Aunque esta invitación no es un camino fácil, pues el mismo evangelio nombra dos obstáculos, el mar y la tempestad: el mar y la tempestad en la Biblia significa el caos. Así que podemos interpretar lo siguiente, el mensaje de Jesús tiene que ser anunciado a todos los hombres, para ello tenemos que ser capaces de cruzar el mar y afrontar las luchas que se manifiesten en el camino, aunque el miedo y la falta de confianza en el Señor amenace en destruir la barca, el evangelio exhorta a siempre confiar en Jesús, aunque nos parezca que Dios se ha ausentado y no se preocupa por nosotros; los apóstoles dudan de Jesús cuando le preguntan ¿no te importa que nos hundamos? Ellos no dudan de que Jesús tiene el poder de salvarlos, dudan que esté interesado en hacerlo.

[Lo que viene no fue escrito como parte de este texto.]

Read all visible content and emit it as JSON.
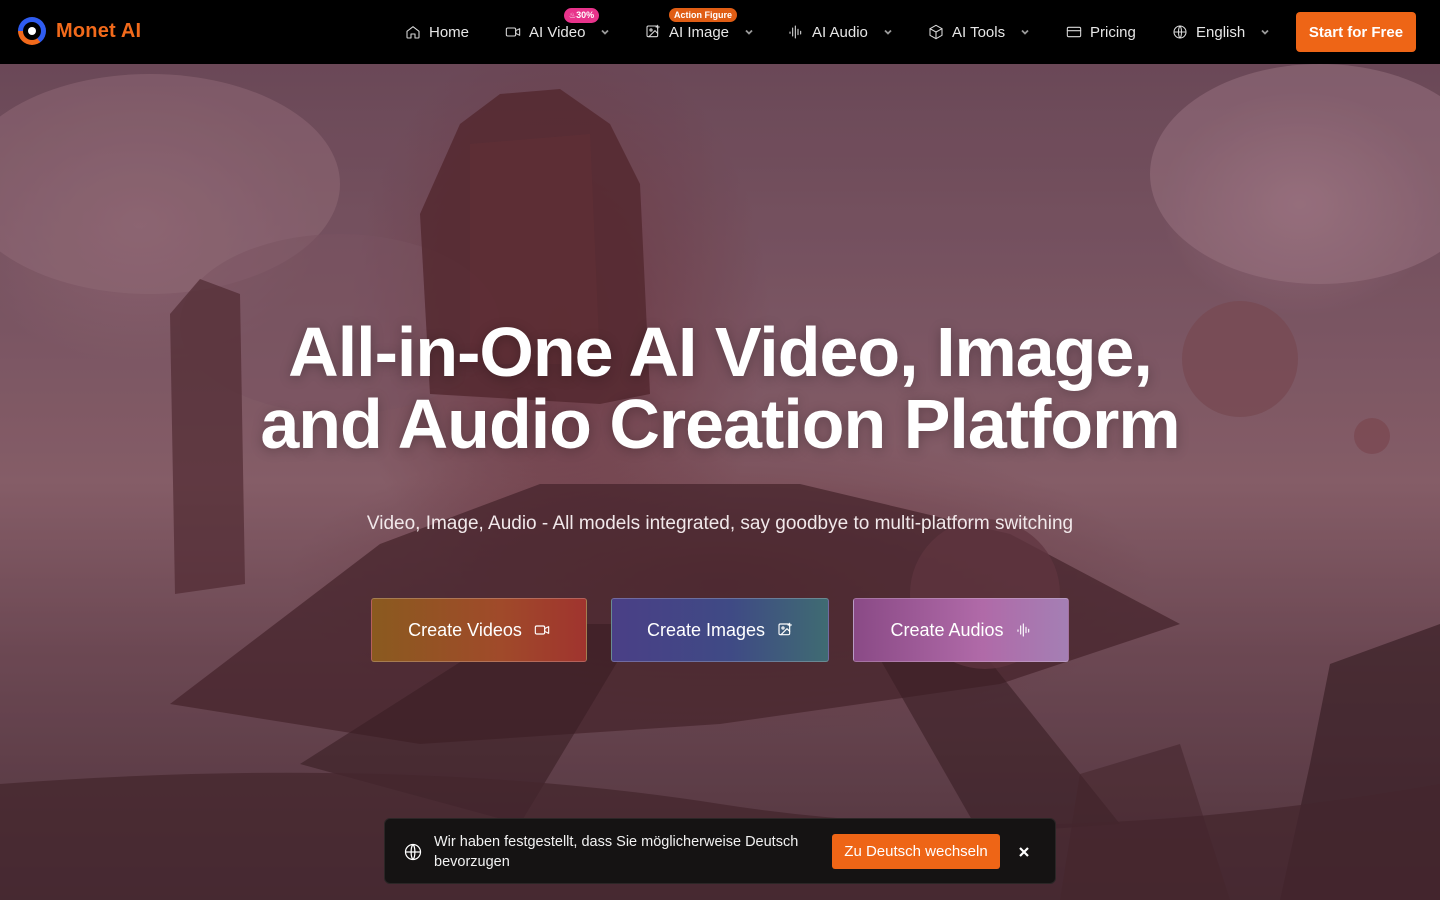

Cómo creyentes no podemos dudar del amor de Dios, pues Él en el misterio de la Cruz nos mostró todo su sacrificio amoroso, por eso es importante no dudar de anunciar a Jesús a las personas, no con respuestas intelectuales o discursos teológicos; aunque estos son importantes, tienen que ser una experiencia personal de la cercanía del Señor, porque lo que es Jesús no lo podemos mostrar o demostrar sin una vivencia en nuestras vidas, por eso debemos seguir el ejemplo de los apóstoles y preguntarnos: “¿Quién es este, a quien hasta el viento y el mar obedecen?”. Para poder llegar a la conclusión de que debemos anunciar la buena noticia de Jesús; es el Mesías, el Hijo de Dios.